No preliminaries, no beating about the bush. ‘What I wanna do first, Mace,’ he said, ‘is tour the sight. This’s haunting me, the exact location of the final moments of her life. Maybe it doesn’t make sense to you. But me, I can’t get it outta my mind.’
Mace checked his watch. ‘The court’ll be sitting round about now.’
‘We got time for the court after. This first.’
They drove out to the sand dunes, Francisco silent all the way, staring at the low grey sky and the wild sea.

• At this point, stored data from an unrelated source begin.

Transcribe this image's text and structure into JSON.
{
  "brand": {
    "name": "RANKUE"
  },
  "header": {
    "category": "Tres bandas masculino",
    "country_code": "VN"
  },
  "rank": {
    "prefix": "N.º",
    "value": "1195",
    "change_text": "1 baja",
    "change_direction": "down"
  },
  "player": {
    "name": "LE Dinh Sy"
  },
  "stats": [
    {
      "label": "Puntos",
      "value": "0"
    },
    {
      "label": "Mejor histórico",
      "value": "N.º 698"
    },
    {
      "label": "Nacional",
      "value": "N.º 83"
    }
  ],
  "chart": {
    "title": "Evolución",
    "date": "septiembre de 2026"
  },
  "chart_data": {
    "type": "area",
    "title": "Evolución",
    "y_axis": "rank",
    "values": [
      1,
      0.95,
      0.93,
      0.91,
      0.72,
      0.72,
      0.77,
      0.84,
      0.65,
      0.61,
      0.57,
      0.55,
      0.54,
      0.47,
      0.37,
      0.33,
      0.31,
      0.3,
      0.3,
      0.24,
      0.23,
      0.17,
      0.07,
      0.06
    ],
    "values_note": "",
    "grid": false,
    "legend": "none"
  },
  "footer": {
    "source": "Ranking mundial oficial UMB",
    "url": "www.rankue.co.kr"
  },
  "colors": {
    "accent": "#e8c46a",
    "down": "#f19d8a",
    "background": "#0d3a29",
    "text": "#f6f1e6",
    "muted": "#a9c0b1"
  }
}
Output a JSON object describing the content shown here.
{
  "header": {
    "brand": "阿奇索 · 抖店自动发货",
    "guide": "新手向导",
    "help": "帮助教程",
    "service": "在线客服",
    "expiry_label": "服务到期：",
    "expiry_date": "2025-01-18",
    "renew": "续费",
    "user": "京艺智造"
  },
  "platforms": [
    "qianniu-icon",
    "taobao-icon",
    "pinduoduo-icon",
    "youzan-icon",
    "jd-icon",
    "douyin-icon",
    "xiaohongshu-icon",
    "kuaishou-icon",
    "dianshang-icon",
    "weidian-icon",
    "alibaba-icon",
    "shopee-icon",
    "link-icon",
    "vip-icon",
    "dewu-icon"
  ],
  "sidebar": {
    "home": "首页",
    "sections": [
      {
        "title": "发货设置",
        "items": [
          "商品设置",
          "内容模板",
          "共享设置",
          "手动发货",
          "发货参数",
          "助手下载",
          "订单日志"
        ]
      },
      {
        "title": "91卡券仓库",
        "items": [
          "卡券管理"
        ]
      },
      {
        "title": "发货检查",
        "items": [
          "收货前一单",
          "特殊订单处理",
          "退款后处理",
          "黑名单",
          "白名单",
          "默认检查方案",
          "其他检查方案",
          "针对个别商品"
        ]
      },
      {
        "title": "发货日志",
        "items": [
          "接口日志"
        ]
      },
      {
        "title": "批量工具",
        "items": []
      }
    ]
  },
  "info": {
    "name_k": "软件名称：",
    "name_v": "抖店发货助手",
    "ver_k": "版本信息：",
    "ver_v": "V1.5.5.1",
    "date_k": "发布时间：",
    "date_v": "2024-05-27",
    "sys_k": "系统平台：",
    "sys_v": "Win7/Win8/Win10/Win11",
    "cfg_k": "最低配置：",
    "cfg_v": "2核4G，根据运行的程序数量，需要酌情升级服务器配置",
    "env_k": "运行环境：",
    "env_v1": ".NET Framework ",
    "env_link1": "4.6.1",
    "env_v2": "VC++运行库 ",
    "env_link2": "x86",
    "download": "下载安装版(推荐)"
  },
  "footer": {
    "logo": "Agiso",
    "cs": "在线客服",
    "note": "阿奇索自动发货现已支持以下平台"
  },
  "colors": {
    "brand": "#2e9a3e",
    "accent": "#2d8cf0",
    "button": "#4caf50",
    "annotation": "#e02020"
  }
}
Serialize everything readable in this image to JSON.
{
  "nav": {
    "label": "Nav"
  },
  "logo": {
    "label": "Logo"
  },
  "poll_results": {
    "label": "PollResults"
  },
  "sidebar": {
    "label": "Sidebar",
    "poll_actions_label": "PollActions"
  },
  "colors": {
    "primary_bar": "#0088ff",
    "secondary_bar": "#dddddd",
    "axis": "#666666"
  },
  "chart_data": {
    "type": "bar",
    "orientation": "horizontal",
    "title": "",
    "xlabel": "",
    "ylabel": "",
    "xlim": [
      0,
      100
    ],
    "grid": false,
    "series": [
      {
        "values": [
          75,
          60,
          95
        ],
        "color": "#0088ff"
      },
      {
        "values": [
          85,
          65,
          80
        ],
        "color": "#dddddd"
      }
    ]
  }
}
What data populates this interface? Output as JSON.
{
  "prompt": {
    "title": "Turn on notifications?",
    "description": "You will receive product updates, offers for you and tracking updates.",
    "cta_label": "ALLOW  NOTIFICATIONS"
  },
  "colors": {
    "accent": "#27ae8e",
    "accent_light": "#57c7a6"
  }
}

The mountain and the city across that stretch of water a brooding dark.
Where the road comes down into Big Bay Francisco said, ‘Would that be Robben Island out there?’
Mace told him yes.
He said, ‘I heard about it.’
They drove on in silence for the next ten, fifteen kilometres, Francisco sitting there tense in his Burberry and brogues, giving off a faint scent of mint. At the junction to Atlantis he said, ‘This’s a long way outta the city. How’d that asshole think to come here?’
‘He talks about that,’ Mace said. ‘On the tape.’
‘You gonna let me hear his squealing?’
‘Up to you. I can make copies and drop them off. Except some of it’s harsh, I have to say.’